El pelirrojo ni siquiera se giró y continuó andando, sin soltar el brazo de Hermione, que empezaba a quedarse dormido de la fuerza que hacía el muchacho.
- Estas loca – soltó de pronto - ¿Qué haces aquí?
- ¿Disculpa? – preguntó ella asombrada
- Esta zona es peligrosa, muy peligrosa. Todos saben de lo que es capaz Rodolphus y su banda.
- No… no lo sabía… me perdí
- Pues procura no perderte nunca más por aquí… Dios… no quiero ni pensar lo que habría sido capaz de hacer ese idiota de Pete si no llego a estar por allí.
Hermione se quedó callada. Ese muchacho pelirrojo tenía razón.
- ¿Dónde vives? – soltó bruscamente mientras soltaba su brazo
- En la calle Brainard – susurro ella frotándose el lugar donde Ron la había agarrado
- Lo siento - dijo el pelirrojo mirando a Hermione – me he puesto un poco nervioso. No me gusta tener que inmiscuirme en asuntos de Pete…
- Lo entiendo – dijo ella
- Bueno… vamos, voy a acompañarte a casa… ¿eres nueva por aquí?
- Semi-nueva… llegó tan solo un par de semanas…
- Un momento… ¿quieres decir que cuando nos vimos en el aeropuerto era tu primer día en la ciudad? – preguntó sonriendo ampliamente
La muchacha se quedó mirándole un instante, la primera vez que se vieron no observó lo realmente guapo que era y la sonrisa sincera y traviesa que ponía.
- ¿te acuerdas? – dejó escapar sin pensarlo
- ¿Cómo olvidarlo? Te tiré todo al suelo – aseguró sonriendo más ampliamente y encogiéndose de hombros.
Hermione sonrió.
Ambos siguieron avanzando, ahora en silencio, cohibidos por lo abierta que había sido su conversación instantes atrás, y antes de lo que les hubiese gustado a ambos llegaron a la calle de Hermione.
- Es aquí – dijo la muchacha – aún tengo que aprender bien los lugares a los que puedo ir…
- Intenta evitar esa zona… no se andan con titubeos y no se detienen ante nada
- Yo… muchas gracias… por todo… estaba tan asustada y tu llegada fue… como…

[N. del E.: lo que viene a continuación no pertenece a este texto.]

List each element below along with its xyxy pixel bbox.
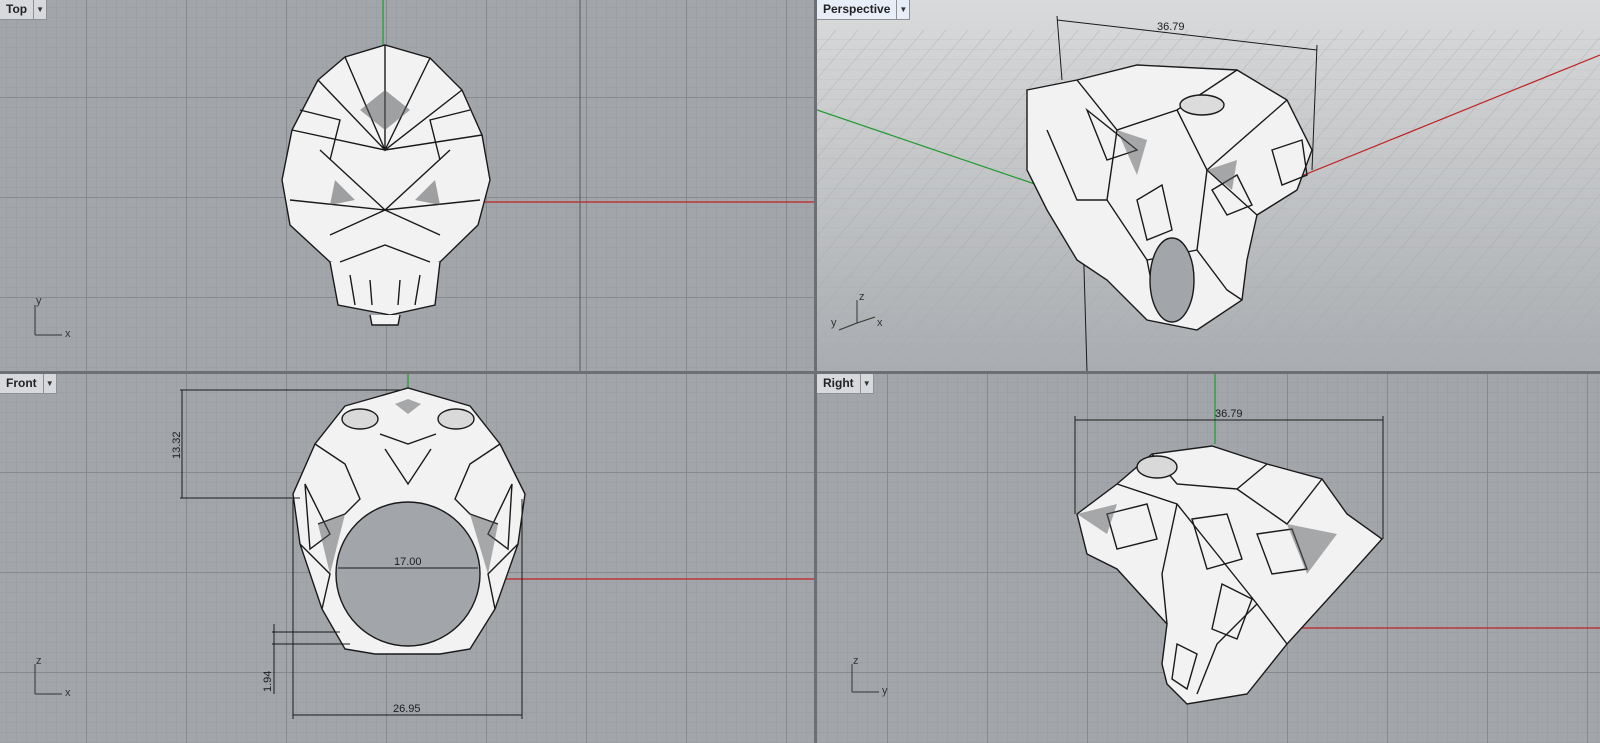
viewport-title: Right <box>823 376 854 390</box>
axis-z-label: z <box>859 291 865 303</box>
perspective-canvas: 36.79 z y x <box>817 15 1600 371</box>
viewport-title: Perspective <box>823 2 891 16</box>
viewport-label-front[interactable]: Front ▼ <box>0 374 57 394</box>
dimension-inner: 17.00 <box>394 556 422 568</box>
viewport-right[interactable]: Right ▼ 36.79 z y <box>817 374 1600 743</box>
dimension-label: 36.79 <box>1157 21 1185 33</box>
viewport-top[interactable]: Top ▼ y x <box>0 0 814 371</box>
front-view-canvas: 13.32 17.00 1.94 26.95 z x <box>34 374 814 719</box>
top-view-canvas: y x <box>34 0 814 371</box>
dimension-width: 26.95 <box>393 703 421 715</box>
viewport-front[interactable]: Front ▼ 13.32 17.00 1.94 26.95 z x <box>0 374 814 743</box>
axis-h-label: y <box>882 685 888 697</box>
dimension-label: 36.79 <box>1215 408 1243 420</box>
axis-indicator: z y <box>851 655 888 697</box>
dimension-height: 13.32 <box>171 431 183 459</box>
axis-indicator: y x <box>34 295 71 340</box>
axis-v-label: z <box>853 655 859 667</box>
axis-y-label: y <box>831 317 837 329</box>
axis-v-label: z <box>36 655 42 667</box>
viewport-perspective[interactable]: Perspective ▼ 36.79 z y x <box>817 0 1600 371</box>
viewport-title: Front <box>6 376 37 390</box>
ring-model-top[interactable] <box>281 44 491 326</box>
caret-down-icon[interactable]: ▼ <box>33 0 46 19</box>
viewport-label-right[interactable]: Right ▼ <box>817 374 874 394</box>
axis-v-label: y <box>36 295 42 307</box>
right-view-canvas: 36.79 z y <box>851 374 1600 705</box>
viewport-label-top[interactable]: Top ▼ <box>0 0 48 20</box>
axis-h-label: x <box>65 328 71 340</box>
axis-indicator: z x <box>34 655 71 699</box>
viewport-title: Top <box>6 2 28 16</box>
caret-down-icon[interactable]: ▼ <box>859 374 873 393</box>
dimension-shank: 1.94 <box>262 671 274 692</box>
viewport-label-perspective[interactable]: Perspective ▼ <box>817 0 911 20</box>
ring-model-front[interactable] <box>292 387 526 655</box>
caret-down-icon[interactable]: ▼ <box>42 374 56 393</box>
axis-x-label: x <box>877 317 883 329</box>
axis-h-label: x <box>65 687 71 699</box>
ring-model-right[interactable] <box>1076 445 1384 705</box>
caret-down-icon[interactable]: ▼ <box>896 0 909 19</box>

- ¿Cómo que? – preguntó mirándola fijamente y sin quererlo poniéndola nerviosa
- No lo sé – dijo ella sonriendo sinceramente – no puedo compararla con nada que me allá pasado anteriormente en mi vida… ha sido… única.

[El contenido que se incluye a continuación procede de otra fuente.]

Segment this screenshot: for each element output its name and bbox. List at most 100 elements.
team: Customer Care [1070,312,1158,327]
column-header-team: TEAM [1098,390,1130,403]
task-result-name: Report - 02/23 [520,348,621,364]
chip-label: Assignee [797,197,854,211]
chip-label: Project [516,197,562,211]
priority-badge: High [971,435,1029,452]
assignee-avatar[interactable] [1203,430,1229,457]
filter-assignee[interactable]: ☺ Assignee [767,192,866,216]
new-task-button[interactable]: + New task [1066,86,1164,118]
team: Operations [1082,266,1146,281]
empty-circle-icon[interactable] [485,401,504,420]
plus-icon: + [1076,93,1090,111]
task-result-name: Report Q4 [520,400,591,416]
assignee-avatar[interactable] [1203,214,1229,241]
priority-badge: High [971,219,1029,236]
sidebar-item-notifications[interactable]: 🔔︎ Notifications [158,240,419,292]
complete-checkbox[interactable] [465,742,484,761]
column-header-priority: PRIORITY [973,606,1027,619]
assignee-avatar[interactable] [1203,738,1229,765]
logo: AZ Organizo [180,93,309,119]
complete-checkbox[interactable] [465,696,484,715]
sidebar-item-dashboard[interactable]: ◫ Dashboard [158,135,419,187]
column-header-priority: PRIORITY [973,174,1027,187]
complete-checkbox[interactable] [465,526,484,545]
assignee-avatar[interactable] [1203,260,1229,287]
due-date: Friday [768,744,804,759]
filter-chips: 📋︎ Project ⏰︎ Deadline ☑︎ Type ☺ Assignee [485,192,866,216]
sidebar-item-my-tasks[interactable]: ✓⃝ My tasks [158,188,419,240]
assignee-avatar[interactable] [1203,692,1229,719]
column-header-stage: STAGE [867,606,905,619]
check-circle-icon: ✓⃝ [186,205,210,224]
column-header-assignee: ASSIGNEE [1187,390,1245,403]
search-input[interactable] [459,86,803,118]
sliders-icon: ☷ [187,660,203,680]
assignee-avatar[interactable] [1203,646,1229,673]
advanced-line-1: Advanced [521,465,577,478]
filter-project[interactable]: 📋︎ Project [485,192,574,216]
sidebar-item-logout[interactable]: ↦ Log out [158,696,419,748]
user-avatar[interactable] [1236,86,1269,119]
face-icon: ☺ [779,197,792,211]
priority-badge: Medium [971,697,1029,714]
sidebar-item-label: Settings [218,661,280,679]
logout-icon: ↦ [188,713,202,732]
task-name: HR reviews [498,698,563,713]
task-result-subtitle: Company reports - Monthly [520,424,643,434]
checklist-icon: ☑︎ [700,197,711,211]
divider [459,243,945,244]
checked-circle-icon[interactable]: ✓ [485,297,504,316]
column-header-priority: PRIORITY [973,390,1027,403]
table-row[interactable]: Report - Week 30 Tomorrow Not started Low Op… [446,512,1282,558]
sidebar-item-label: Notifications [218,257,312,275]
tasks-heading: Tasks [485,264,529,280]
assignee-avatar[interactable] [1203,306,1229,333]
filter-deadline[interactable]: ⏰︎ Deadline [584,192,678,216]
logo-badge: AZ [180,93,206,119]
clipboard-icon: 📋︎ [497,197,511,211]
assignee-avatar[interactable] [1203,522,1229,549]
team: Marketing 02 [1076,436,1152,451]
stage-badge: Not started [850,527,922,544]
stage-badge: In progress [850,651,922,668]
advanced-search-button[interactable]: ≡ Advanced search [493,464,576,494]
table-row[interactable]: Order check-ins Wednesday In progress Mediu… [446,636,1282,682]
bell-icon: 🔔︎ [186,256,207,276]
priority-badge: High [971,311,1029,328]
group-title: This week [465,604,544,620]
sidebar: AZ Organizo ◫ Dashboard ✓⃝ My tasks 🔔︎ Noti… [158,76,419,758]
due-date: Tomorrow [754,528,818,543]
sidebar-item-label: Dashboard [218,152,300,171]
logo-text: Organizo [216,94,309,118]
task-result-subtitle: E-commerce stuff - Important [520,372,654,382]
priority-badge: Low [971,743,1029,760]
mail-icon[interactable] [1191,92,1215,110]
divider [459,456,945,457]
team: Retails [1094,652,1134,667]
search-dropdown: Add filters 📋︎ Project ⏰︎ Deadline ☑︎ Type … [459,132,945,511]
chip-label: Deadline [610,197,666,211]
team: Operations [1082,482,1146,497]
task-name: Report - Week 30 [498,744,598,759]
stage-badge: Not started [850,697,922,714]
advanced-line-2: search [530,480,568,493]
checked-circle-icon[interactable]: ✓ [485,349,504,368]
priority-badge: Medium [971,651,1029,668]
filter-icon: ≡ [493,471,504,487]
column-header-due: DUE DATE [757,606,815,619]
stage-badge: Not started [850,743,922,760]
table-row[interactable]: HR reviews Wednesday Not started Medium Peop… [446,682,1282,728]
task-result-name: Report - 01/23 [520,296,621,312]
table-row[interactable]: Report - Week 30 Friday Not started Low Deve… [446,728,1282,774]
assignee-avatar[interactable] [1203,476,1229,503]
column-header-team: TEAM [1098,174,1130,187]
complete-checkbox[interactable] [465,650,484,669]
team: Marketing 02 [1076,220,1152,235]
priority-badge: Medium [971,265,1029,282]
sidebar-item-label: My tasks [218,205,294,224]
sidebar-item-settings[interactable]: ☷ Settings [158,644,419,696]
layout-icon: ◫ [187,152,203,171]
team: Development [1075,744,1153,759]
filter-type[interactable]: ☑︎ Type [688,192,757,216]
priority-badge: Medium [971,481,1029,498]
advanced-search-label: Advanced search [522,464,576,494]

Ron sonrió y Hermione por un momento se perdió en sus intensos ojos azules.
- Buenas noches – dijo él – y espero que la próxima vez que nos veamos sea en una situación normal.
- Si… - asintió ella
Y esperó en la puerta del portal hasta que él cruzó la esquina, perdiéndose de su vista. Subió con prisas los escalones deseando que su tía estuviese ya acostada, para poder inventarse una excusa creíble al porque no había conseguido el trabajo. Y pensando que Ron, después de todo no era tan idiota como había pensado la primera vez que le vio.